Challenging and Reframing the Security Discourse

The central idea behind this week’s readings is the reframing of security discourse, including that of environmental security and ecological security. In Environmental Security, Pirages suggests that we must reframe the security paradigm in order to take into account environmental security problems and issues. He states in Chapter 7 that we introduce new frameworks to support and strengthen the relationships between human societies and the planet as a whole. The four frameworks that Pirages introduces are:

  • Between human societies and natures resources and services
  • Between human societies and pathogenic microorganisms
  • Between human societies and populations of other animal species
  • Among human species.

In order to study ecological security effectively, we must use interdisciplinary research methods that would address the challenges of a changing natural environment, such as increasing large-scale natural disasters, demographic challenges including rapid population growth, large-scale migration, differential population growth and population aging and decline.

Detraz brings a new perspective to the table that we have not really discussed in class, nor has it been mentioned in the previous readings: gender. A major problem with the existing security discourse as well as the environmental security discourse is the lack of acknowledgement surrounding the different lived experiences of men and women. Environmental security studies the human cost of environmental issues and yet researchers and scholars often ignore the unique experiences of men and women. Detraz seeks to understand the experience of women and men in the face of environmental damage. She does this by proposing three different areas that need to take into account the effects of gender. They are environmental conflict, environmental security and ecological security.

The concept of environmental conflict is closely tied to state security, including resource conflict. However, the prevailing discourse and conceptualizations surrounding the field fail to take into the consequences of failing to acknowledge women, which may lead to unequal resource distribution or other societal problems in the future.  Within the environmental security sector which primarily looks at human security discourse, Detraz acknowledges that there is the highest potential for gender incorporation although it exists currently only looks at the human cost – which tends to invoke the idea of men as a default.
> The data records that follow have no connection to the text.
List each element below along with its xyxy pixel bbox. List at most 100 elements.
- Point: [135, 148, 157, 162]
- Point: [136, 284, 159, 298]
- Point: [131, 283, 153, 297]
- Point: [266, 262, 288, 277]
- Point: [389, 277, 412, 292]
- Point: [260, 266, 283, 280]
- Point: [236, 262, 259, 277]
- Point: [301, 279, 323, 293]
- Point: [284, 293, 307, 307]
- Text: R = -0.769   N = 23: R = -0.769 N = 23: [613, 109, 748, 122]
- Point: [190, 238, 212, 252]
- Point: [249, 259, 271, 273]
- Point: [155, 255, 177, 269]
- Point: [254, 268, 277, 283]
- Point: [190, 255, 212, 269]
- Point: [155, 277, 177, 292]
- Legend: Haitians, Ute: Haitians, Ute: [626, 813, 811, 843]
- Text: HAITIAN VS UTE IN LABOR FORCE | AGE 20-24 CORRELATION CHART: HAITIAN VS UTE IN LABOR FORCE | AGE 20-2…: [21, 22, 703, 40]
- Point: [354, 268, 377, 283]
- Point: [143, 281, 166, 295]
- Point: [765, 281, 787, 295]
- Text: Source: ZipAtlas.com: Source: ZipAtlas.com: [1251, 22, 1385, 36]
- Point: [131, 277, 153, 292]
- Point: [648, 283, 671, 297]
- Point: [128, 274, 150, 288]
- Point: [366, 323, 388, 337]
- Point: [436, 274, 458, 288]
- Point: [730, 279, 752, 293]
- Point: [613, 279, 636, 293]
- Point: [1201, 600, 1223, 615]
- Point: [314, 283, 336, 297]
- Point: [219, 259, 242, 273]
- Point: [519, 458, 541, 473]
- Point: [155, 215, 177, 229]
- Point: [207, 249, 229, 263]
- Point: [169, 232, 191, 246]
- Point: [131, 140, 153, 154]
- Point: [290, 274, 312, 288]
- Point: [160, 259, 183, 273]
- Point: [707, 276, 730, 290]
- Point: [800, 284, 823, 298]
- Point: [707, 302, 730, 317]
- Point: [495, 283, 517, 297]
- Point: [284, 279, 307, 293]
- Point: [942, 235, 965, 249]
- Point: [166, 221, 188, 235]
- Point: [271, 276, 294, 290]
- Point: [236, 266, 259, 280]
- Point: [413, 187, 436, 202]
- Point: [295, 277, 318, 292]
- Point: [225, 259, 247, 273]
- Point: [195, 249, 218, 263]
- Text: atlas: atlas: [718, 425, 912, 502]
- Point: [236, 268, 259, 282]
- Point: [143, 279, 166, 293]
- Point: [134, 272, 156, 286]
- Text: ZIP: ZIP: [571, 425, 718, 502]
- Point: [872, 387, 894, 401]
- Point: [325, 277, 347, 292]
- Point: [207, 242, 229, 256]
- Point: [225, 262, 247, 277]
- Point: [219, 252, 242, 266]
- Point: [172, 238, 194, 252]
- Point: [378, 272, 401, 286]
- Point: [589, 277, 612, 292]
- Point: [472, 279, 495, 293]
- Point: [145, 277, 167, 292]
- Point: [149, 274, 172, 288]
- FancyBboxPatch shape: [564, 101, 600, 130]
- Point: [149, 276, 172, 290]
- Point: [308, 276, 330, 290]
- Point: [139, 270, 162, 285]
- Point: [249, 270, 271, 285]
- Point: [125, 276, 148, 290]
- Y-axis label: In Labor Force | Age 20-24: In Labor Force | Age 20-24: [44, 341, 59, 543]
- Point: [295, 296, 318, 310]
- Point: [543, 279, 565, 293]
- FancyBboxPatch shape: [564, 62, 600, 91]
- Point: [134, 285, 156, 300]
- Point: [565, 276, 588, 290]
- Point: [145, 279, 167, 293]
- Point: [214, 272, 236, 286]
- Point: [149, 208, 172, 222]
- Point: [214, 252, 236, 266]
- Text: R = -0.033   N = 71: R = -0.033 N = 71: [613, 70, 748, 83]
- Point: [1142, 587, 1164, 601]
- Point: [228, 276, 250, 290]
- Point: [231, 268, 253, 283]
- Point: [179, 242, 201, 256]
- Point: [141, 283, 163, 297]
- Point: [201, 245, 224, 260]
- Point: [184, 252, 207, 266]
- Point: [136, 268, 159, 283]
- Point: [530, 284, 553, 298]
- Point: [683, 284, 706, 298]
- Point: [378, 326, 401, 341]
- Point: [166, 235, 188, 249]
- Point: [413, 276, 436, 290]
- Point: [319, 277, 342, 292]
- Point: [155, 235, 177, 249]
In the field of ecological security, Detraz highlights the role of ecofeminism – the feminist struggle to save the environment, a concept that has existed in academic parlance since the 1970s.

Parenti commences Part II by providing a snapshot of a battle between the Turkana and Pokot tribes in Kenya. He looks at how unconventional warfare was shaped and formed – by societal issues, environmental factors, colonialism and the increase in technology. He looks at the breakdown of the modern state power and how environmental factors have contributed to this in East Africa and the Democratic Republic of Congo. Likewise, in Part III he moves his focus to Asia, analyzing the role of changing weather systems and the politicization of natural goods such as water by the political elite which has caused conflict in Kyrgyzstan, India, Pakistan and Afghanistan.  The assumption seems to be that the state needs to evolve and state security, as well as human security, needs to be reconsidered under a new framework in order to ensure political stability in the Global South and worldwide.